Wednesday, July 6, 2011

Restoran Ayam Tauke

Ipoh is famous for food. Just mentioning the name of the city is sufficient to start a long conversation about good food. As a (shameless self-proclaimed) food critic who had lived in Ipoh for eight years, I think Ipoh food is very much overrated. No doubt, Ipoh has established a name for itself, judging by the number of restaurants and coffee shops located in this old city, but when it comes to the delicacies that really stand out, Ipoh is pretty much hopeless. However, the secret art of preparing tauge (bean sprout) chicken is still tucked safely in the sleepy city. Many restaurants outside Ipoh have tried replicating tauge chicken and have failed miserably. This is the last bastion in defending Ipoh's reputation as one of the food capitals of Malaysia.

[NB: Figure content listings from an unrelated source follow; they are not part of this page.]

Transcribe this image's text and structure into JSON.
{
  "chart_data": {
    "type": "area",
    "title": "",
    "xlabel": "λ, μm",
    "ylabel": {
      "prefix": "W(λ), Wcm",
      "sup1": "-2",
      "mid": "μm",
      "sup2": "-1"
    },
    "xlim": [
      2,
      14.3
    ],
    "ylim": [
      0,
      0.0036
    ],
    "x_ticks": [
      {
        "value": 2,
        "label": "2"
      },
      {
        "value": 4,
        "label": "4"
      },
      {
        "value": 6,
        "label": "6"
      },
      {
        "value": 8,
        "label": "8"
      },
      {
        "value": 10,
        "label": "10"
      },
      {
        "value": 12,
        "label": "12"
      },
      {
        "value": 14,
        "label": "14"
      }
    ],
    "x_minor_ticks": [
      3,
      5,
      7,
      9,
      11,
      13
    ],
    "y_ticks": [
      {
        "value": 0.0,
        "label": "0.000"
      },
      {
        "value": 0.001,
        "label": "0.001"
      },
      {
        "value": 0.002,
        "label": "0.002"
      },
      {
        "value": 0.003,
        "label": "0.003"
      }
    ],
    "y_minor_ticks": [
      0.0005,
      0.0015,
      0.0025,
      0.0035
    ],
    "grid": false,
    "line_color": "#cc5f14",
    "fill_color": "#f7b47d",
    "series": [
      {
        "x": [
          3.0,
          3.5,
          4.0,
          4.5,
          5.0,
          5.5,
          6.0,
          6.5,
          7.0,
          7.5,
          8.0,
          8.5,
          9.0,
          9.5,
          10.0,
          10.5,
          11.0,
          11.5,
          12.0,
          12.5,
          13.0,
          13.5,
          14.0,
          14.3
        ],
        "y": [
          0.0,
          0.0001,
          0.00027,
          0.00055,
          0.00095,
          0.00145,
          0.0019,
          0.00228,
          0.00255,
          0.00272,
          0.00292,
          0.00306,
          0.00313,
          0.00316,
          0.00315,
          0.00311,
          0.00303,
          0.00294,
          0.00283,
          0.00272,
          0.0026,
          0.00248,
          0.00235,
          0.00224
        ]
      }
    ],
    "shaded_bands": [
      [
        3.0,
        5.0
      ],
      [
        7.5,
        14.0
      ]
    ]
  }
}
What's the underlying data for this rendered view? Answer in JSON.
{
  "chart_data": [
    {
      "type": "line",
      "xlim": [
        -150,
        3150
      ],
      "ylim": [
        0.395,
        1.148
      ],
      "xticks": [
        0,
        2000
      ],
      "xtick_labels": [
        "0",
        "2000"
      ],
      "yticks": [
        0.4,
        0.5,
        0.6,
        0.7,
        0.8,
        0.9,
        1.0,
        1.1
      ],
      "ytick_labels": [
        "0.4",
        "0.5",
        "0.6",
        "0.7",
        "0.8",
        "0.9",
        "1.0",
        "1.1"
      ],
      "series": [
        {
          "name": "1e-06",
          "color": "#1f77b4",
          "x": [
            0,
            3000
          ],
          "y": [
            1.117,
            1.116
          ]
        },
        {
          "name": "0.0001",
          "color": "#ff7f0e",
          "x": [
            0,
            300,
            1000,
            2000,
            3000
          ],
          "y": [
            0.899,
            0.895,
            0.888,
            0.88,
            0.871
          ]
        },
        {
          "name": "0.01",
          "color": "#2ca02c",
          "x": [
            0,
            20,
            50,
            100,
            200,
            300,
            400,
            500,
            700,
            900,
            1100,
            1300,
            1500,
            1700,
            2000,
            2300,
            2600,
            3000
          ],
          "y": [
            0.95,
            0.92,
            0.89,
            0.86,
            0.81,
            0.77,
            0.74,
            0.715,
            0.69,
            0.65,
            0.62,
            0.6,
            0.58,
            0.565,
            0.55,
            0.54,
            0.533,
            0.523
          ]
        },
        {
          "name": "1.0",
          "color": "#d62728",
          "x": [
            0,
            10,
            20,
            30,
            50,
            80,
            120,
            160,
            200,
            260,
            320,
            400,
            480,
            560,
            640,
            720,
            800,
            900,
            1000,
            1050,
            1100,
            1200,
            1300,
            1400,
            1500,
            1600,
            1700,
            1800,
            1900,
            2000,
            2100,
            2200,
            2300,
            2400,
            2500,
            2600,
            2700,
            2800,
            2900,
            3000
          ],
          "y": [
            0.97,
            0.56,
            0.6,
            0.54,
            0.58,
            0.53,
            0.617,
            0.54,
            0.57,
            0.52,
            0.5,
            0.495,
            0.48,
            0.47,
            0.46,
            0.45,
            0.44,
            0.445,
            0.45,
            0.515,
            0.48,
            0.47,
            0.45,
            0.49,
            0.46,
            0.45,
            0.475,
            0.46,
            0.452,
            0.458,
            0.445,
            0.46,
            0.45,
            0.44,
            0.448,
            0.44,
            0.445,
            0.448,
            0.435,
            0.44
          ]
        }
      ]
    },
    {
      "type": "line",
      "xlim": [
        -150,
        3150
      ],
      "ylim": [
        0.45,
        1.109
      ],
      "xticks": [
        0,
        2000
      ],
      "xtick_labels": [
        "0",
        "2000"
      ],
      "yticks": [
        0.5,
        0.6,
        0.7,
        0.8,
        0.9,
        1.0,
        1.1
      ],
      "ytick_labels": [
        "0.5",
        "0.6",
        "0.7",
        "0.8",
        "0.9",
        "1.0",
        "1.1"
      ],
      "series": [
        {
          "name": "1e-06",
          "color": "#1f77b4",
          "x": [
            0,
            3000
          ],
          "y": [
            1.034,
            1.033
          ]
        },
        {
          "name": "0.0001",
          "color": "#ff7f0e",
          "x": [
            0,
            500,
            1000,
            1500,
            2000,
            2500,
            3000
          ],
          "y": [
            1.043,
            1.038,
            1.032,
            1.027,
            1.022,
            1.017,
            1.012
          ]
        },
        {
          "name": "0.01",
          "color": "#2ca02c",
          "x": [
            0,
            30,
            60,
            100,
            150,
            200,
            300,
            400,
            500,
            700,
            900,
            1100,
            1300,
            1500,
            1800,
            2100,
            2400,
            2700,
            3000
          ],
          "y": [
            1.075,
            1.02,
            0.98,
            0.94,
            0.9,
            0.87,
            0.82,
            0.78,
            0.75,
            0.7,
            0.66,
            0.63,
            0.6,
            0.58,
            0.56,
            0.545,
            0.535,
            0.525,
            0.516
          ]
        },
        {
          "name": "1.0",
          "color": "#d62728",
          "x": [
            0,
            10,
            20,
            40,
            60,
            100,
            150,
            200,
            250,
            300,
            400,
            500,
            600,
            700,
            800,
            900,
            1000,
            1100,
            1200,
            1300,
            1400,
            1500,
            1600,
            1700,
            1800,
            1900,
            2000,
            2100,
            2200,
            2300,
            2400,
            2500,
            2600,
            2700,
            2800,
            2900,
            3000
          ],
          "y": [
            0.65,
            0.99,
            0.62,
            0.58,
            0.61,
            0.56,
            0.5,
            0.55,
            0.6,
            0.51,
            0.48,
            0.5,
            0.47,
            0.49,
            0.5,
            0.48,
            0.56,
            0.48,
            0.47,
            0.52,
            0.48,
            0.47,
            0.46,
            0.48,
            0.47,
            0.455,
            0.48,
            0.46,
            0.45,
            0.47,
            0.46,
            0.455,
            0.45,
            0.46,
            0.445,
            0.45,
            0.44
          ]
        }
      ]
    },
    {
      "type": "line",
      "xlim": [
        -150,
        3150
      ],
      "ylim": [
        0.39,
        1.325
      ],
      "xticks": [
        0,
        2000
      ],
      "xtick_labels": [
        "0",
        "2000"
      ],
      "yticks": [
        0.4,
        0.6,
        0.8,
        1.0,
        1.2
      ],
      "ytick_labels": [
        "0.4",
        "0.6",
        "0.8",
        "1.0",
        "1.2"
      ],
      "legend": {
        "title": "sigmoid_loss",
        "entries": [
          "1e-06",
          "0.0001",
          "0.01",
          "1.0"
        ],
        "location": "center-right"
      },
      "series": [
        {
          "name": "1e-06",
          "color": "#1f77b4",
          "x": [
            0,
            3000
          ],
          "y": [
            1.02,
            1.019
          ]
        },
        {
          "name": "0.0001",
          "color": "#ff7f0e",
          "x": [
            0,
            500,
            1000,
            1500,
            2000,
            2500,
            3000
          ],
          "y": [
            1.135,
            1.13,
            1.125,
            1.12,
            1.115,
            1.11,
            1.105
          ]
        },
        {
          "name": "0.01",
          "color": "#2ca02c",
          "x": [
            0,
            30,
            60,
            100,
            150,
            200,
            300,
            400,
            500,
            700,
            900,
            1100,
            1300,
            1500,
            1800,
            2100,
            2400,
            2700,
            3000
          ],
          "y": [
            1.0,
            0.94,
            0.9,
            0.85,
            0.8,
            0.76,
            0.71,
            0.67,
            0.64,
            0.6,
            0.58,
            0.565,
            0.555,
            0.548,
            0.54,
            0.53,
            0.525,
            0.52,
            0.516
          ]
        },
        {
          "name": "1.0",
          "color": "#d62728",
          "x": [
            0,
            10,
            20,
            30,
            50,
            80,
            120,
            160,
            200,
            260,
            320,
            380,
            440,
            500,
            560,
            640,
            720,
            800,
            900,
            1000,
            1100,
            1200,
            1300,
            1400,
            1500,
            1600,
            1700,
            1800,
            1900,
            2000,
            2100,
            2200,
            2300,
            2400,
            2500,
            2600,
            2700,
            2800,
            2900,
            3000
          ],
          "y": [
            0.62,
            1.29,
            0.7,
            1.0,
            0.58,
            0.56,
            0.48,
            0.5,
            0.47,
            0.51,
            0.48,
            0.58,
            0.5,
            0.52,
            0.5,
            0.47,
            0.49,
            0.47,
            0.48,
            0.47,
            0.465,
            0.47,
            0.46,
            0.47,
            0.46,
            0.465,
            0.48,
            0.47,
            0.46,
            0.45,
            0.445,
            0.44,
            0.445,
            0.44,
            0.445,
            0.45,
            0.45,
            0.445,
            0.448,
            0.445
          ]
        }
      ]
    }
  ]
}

The most famous tauge chicken joints are in the middle of Ipoh city. Quite frankly, those places are for tourists who are not familiar with the Ipoh eating scene. If you demand high standards for food, what those places serve would be close to inedible. Their hor fun (rice noodles) have a strong stench of whatever unknown chemical(s) applied to them; the sauces they use for their chicken, chicken innards, bean sprouts and noodles are saltier than the dead sea.

Fortunately, I still know of one place where hope still shines bright for tauge chicken - some hidden shop in Buntong called Restoran Ayam Tauke. Yes, I did not misspell "tauge", the shop owner or signboard maker did, which might be deliberate for all I know. For a shop that resembles a house more, deep in the middle of nowhere, it has a healthy crowd every night, except on Tuesdays when it is closed.

Ginger and chilli sauce.
People rave about the ginger and chilli sauce a lot. For me, it spoils the flavour of the chicken.


Tauge (bean sprout).
Short and plump, that is how tauge from Ipoh look like, which according to urban legend is due to the hard water. Somehow, the tauge are also crunchier and juicier compared to those from other places.

The tauge is not what separates this restaurant from the rest. Instead, the magic is in the sauce. The sauce is just perfectly balanced, is not too salty that the natural flavour of the tauge, chicken, innards is masked. I have also never experienced strong thirsts after consuming the food, which means they do not bombard the sauce with MSG.

Chicken liver and kidney.
Disgusting? Not to me. Tasty? Hell yeah. I just love chicken innards. For one, they taste good without any seasoning, as compared to meat which is just bland if unseasoned. Secondly, the texture of chicken liver just appeals to me. It is creamy but a bit grainy and powdery, giving something to chew on, yet crumbles so easily into paste upon chewing. Chicken kidney I am not such a fan of, but they are still fun to chew due to the rubbery texture. 

I believe that the same sauce is used for the tauge and the chicken so I will not repeat myself.

Hor fun in soup.
Apparently, the hard water also enables the manufacturing of silky smooth hor fun. By silky smooth I mean all you have to do is suck lightly at the beginning of a strand and the whole strand just slides in with a loud slurp. I still find that fascinating.

Dry hor fun.
I do not fancy hor fun in soup as much as my parents do. My favourite is still the dry hor fun with dark sauce. The sauce is a very important aspect of this dish. Under-seasoned, the smell of rice from the hor fun pierces through; over-seasoned, all you taste is sauce, even when accompanied by tauge or chicken. This place mixes their sauce just right, such that the hor fun is good enough on its own, but even better with tauge and chicken.

Tauge chicken.
Last but not least, tauge chicken. Boiled chicken drenched with the aforementioned sauce. According to my dad, the chicken they use is called 鬍鬚雞 or 胡须鸡 (moustache chicken, literally). The chicken is special, to say the least. The meat is just tender and silky smooth, even the chicken breasts are more than palatable. Put it this way, I would actually eat the breast meat without a gun to my forehead.

If the meat is amazing, describing the skin would be beyond my vocabulary and imagination. I might be biased here because I go nuts over chicken skin. The tauge chicken has jelly-like skin which is as smooth as the hor fun if not for the follicles. For the health freaks, the skin does not have a thick layer of fat underneath it, which makes it healthier than regular chickens. Healthier and tastier, the chicken is a dream come true for skin lovers.

For those who have lost faith in Ipoh's tauge chicken, or have never tried tauge chicken but have heard about it all too much by word of mouth, Restoran Ayam Tauke is the place to go as far as I know.

849, Jalan Guntong, 
Buntong,  30100 Ipoh, 
Perak.

05-255 7469 or 017-5787251.

Tough luck finding it on Google Maps.